South Korean director Bong Joon-Ho, known for his intelligent, offbeat take on sci-fi thrillers The Host and Snowpiercer, was given free reign and a fat cheque to make Okja, with distributor Netflix keen to be taken seriously in the movie business.
With the help of Brad Pitt’s Plan B Entertainment production company, this tale about a girl trying to rescue her monstrously large pig from an evil mega-corporation secures the talents of Tilda Swinton (who, alongside the director, has long held a candle for the project), Jake Gyllenhaal, Paul Dano and Shirley Henderson. A big portion of the $50m budget is spent animating the eponymous farm animal, which is a wonderful creation, part pig, part hippo, and part Falkor the Luckdragon from The Neverending Story. It moves with a heavy grace, and its interactions with young Korean girl Mija (the excellent Seo-Hyun Ahn) are both plausible and heartwarming.
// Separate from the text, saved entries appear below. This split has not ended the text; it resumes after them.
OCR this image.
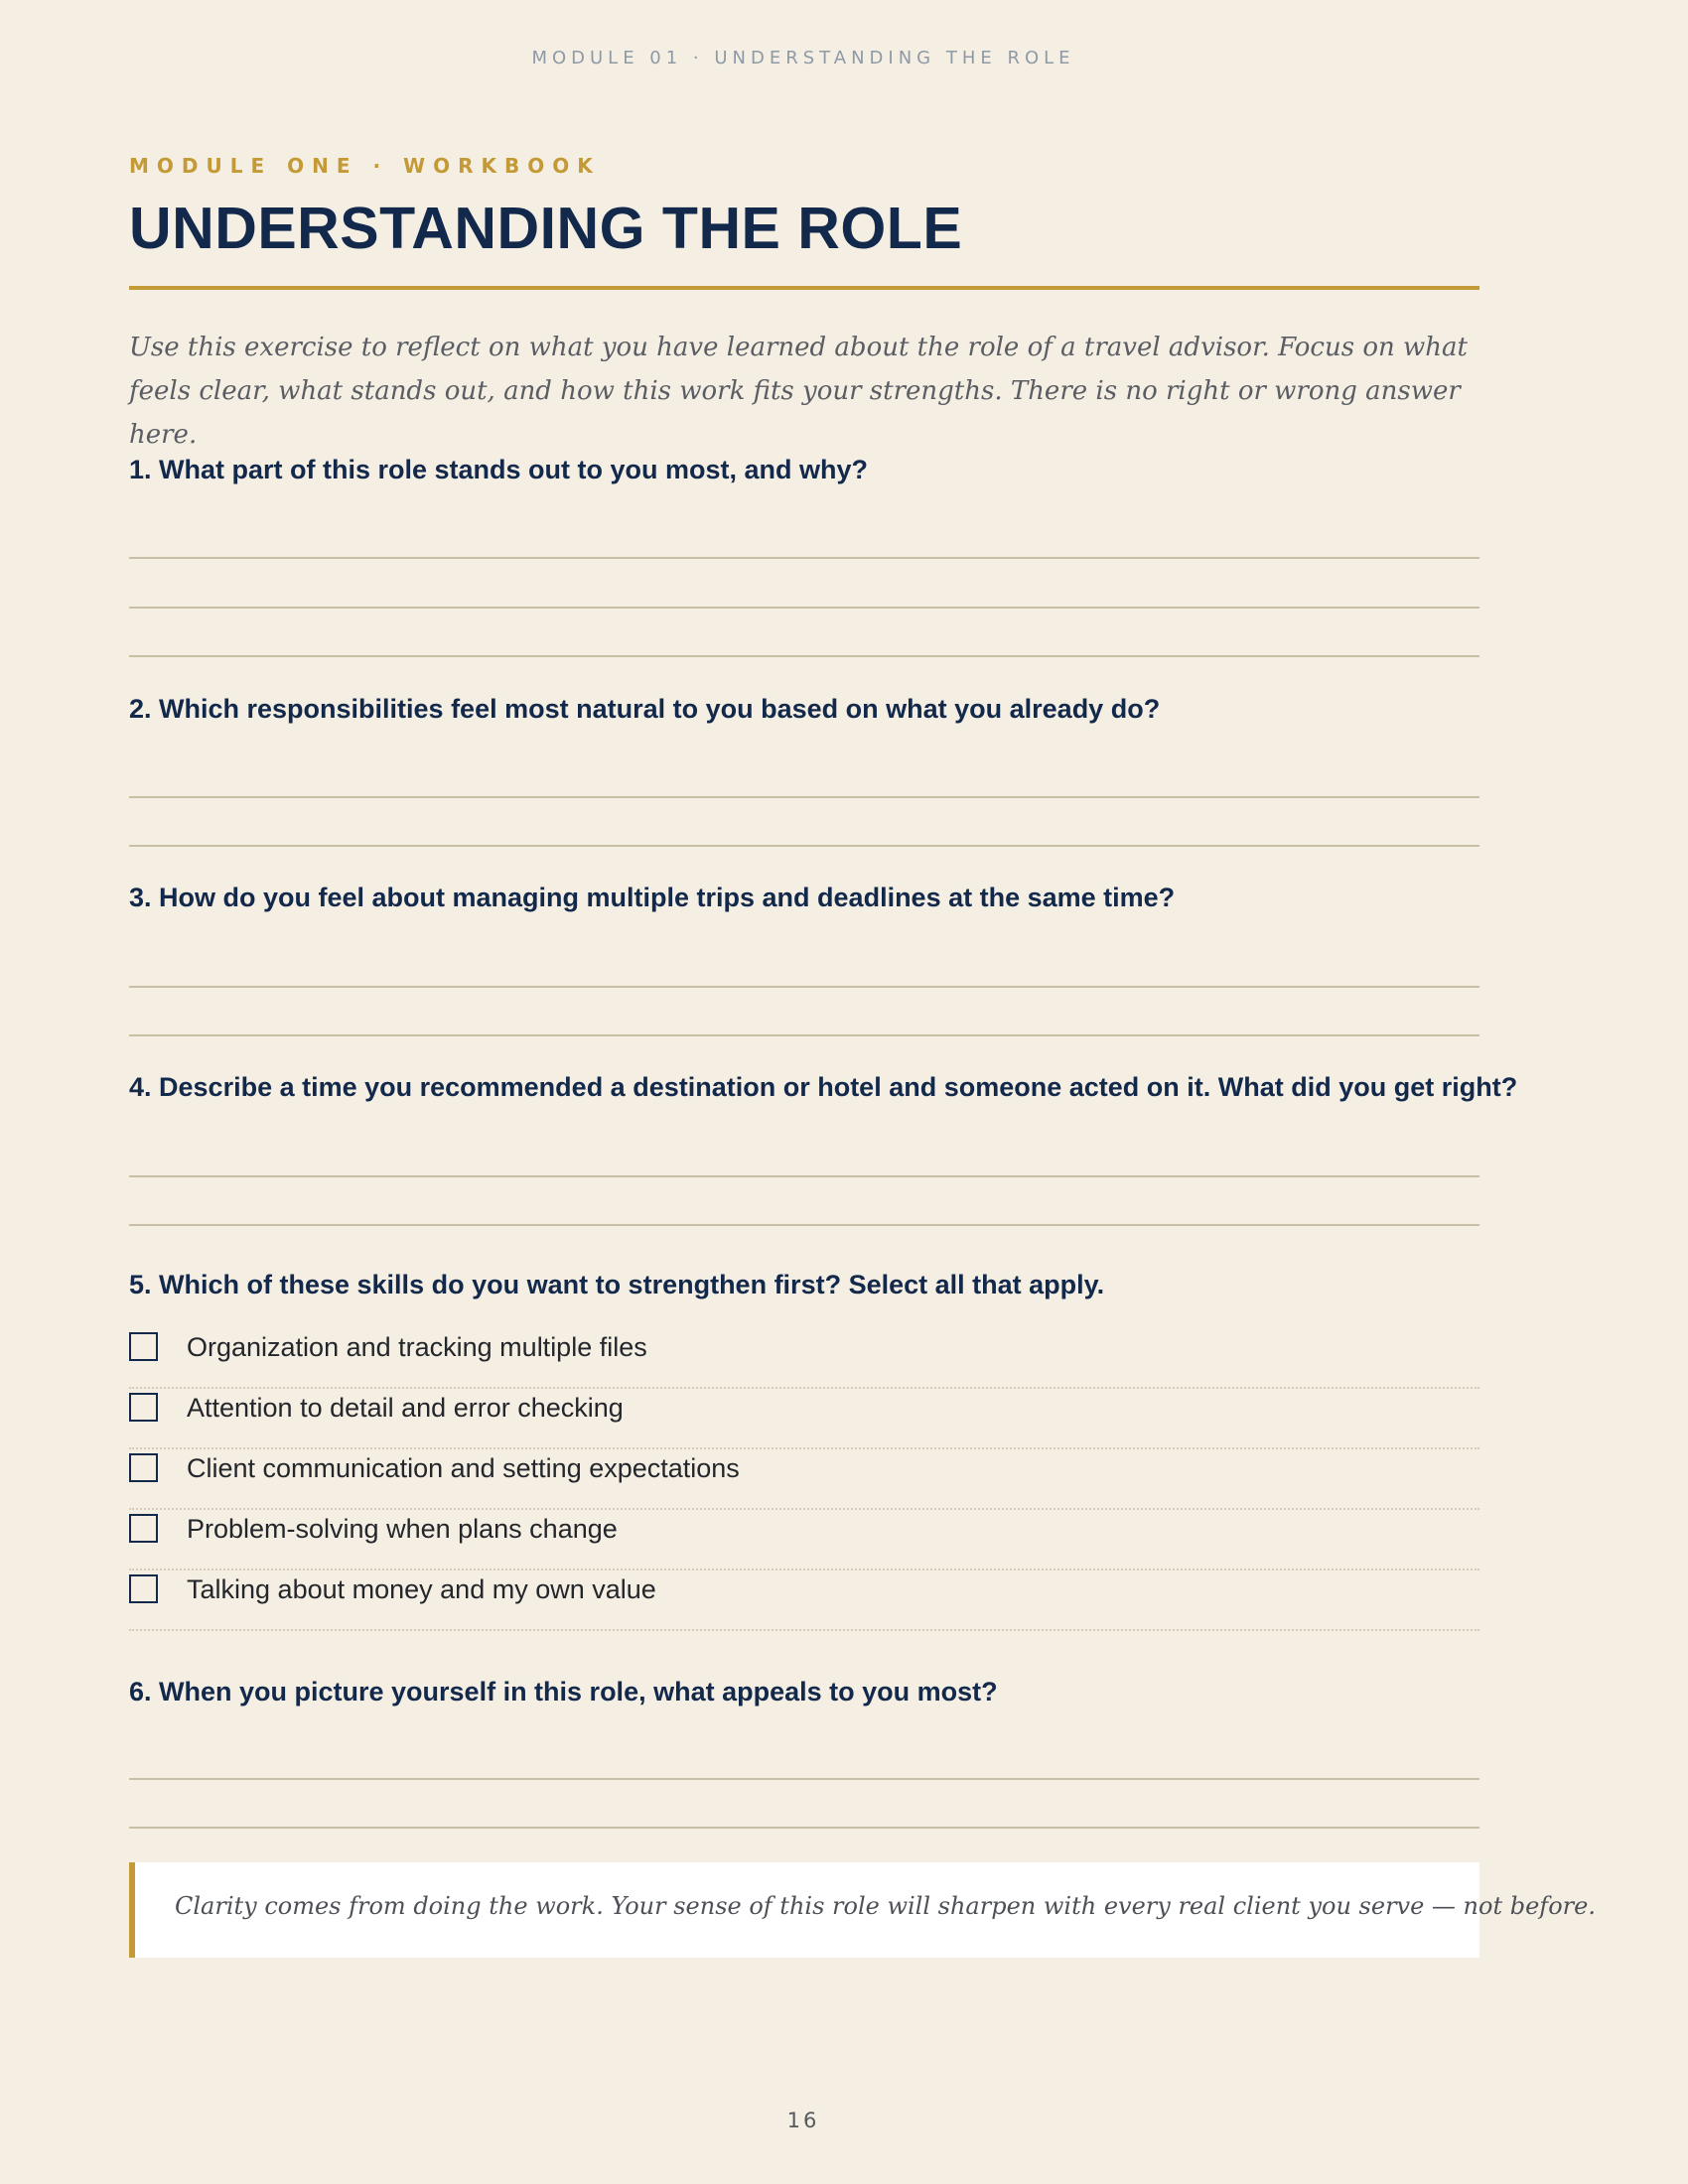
MODULE 01 · UNDERSTANDING THE ROLE
MODULE ONE · WORKBOOK
UNDERSTANDING THE ROLE

Use this exercise to reflect on what you have learned about the role of a travel advisor. Focus on what feels clear, what stands out, and how this work fits your strengths. There is no right or wrong answer here.

1. What part of this role stands out to you most, and why?

2. Which responsibilities feel most natural to you based on what you already do?

3. How do you feel about managing multiple trips and deadlines at the same time?

4. Describe a time you recommended a destination or hotel and someone acted on it. What did you get right?

5. Which of these skills do you want to strengthen first? Select all that apply.

Organization and tracking multiple files
Attention to detail and error checking
Client communication and setting expectations
Problem-solving when plans change
Talking about money and my own value

6. When you picture yourself in this role, what appeals to you most?

Clarity comes from doing the work. Your sense of this role will sharpen with every real client you serve — not before.
16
Like Bong’s previous work, Okja is either an indie movie with blockbuster ambitions, or a blockbuster with indie sensibilities. But there’s a tension at its core that’s never resolved: it’s a children’s film that should never be seen by a child. It’s filled with nostalgia (a stock in trade for Netflix) for 90s children’s movies, with elements of the live action 101 Dalmatians – Tilda Swinton plays a cross between Cruella De Vil and former David Cameron advisor Steve Hilton – and moments of slapstick straight out of Home Alone.
It’s about silly adults ruining things for the kids, but it’s also about the sickening reality of the meat production industry. It’s a film where we get to watch Okja do a poo (and I mean really watch it; the camera getting up close to its giant puckered anus as it twitches before letting off a machine-gun volley of excrement), and also a film where that same pig is brutally tortured and “raped”.
It’s a convoluted jumble, the sort of thing you might have ended up with had Guillermo del Toro directed Jumanji, and it never quite settles into a satisfying rhythm. There are some genuinely heartfelt moments between the young girl and her magnificent beast, but these are overshadowed by a cavalcade of schlocky overacting (crowned by a career low for Gyllenhaal), and a chronic lack of direction.